Ornamentstich einer Wampum-Schlange von den Bahamas

Die Historische Sammlung des Kölner Museums für Angewandte Kunst ist bis auf Weiteres geschlossen. Stattdessen zeigt das MAKK 35 selten gezeigte Objekte in neuem Licht. 

Clara wurde 1738 in Bengalen geboren und starb 1758 in London. Unter den Panzernashörnern war sie ein Kolumbus, denn im Jahr 1741 eroberte sie den Kontinent Europa und überlebte dies als erste ihrer Art lange genug, um es zu historischem Ruhm zu bringen. Sie ging auf eine 17-jährige Ausstellungstournee und stand für unzählige Stiche, Gemälde und Figuren Modell – bis zu ihrer Ankunft glichen Nashörner für europäische Künstler Fabeltieren.
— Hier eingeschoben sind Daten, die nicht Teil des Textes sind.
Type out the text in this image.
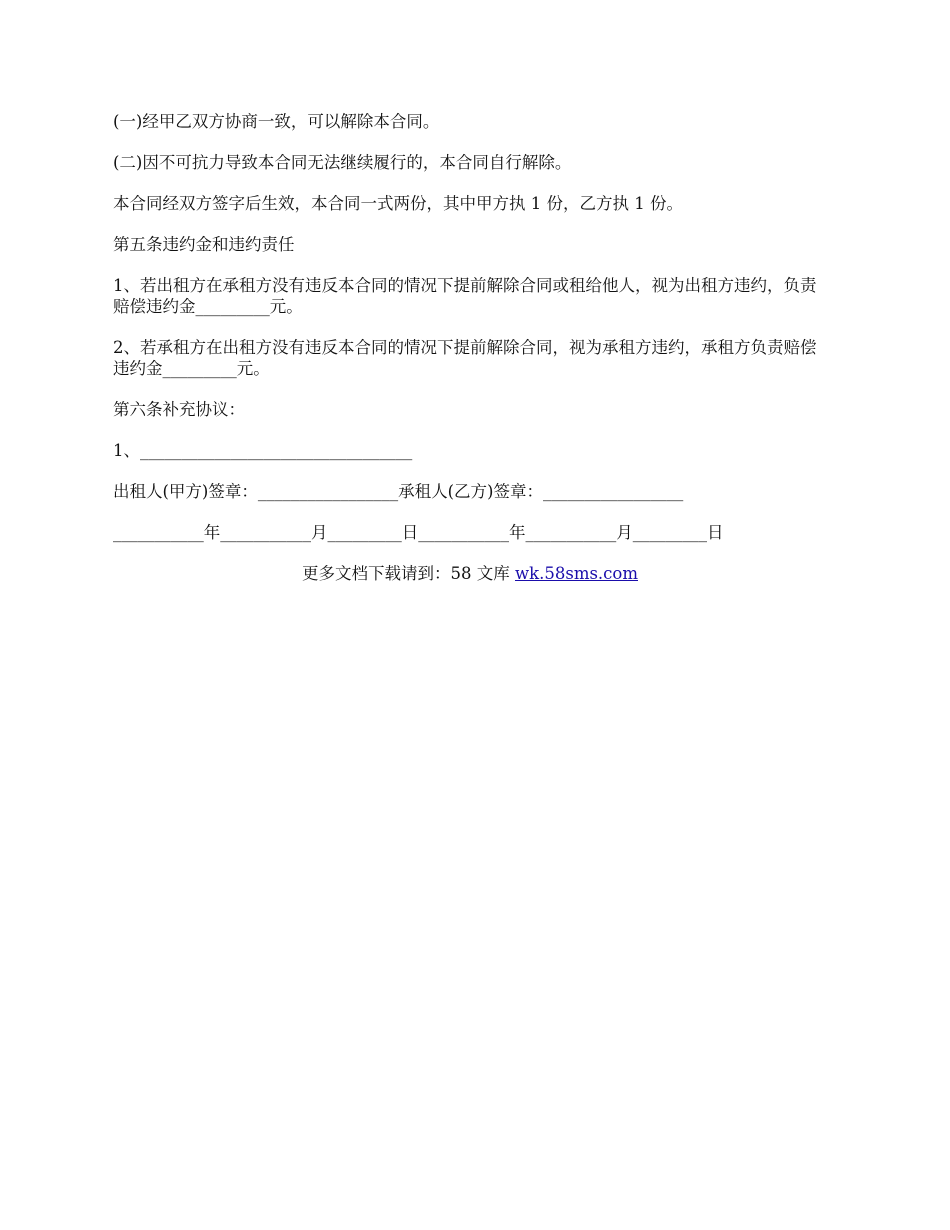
(一)经甲乙双方协商一致，可以解除本合同。

(二)因不可抗力导致本合同无法继续履行的，本合同自行解除。

本合同经双方签字后生效，本合同一式两份，其中甲方执 1 份，乙方执 1 份。

第五条违约金和违约责任

1、若出租方在承租方没有违反本合同的情况下提前解除合同或租给他人，视为出租方违约，负责赔偿违约金_________元。

2、若承租方在出租方没有违反本合同的情况下提前解除合同，视为承租方违约，承租方负责赔偿违约金_________元。

第六条补充协议：

1、_________________________________

出租人(甲方)签章：_________________承租人(乙方)签章：_________________

___________年___________月_________日___________年___________月_________日

更多文档下载请到：58 文库 wk.58sms.com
Eine Stegreif-Schau zum Nulltarif

Man kann in Claras unfreiwilliger Berühmtheit eine stilbildende Form zoologischer Ausbeutung sehen oder auch ein Beispiel früher Globalisierung – in der aktuellen Sammlungspräsentation des Kölner Museums für Angewandte Kunst kommt beides in einem Stück Meissener Porzellan zusammen. 1747 hatte Clara in Dresden Station gemacht, um 1749 entwarf der Bildhauer Johann Joachim Kaendler ihr Ebenbild für die kurfürstlich-sächsische Porzellanmanufaktur. Allerdings scheint Kaendlers Fantasie in den zwei Jahren etwas ins Niedliche geschäumt zu sein. Jedenfalls ähnelt das Panzernashorn bei ihm einem bunten Schnabeltier mit Stupsnase und hängender Zunge.

Clara gehört zu den jüngeren Erwerbungen des Kölner Museums, erst 2013 wurde sie angekauft. Seit Beginn der Sanierungsarbeiten am maroden Museumsbau droht ihr als Teil der Historischen Sammlung ein längeres Dasein im Schatten von Teilschließungen und Renovierungsplänen. Stattdessen gehört sie nun zu den glücklichen „Ausgewählten“ einer Stegreif-Schau, in der die MAKK-Kuratoren für die Dauer eines Jahres sieben „Aspekte“ der geschlossenen Abteilung präsentieren.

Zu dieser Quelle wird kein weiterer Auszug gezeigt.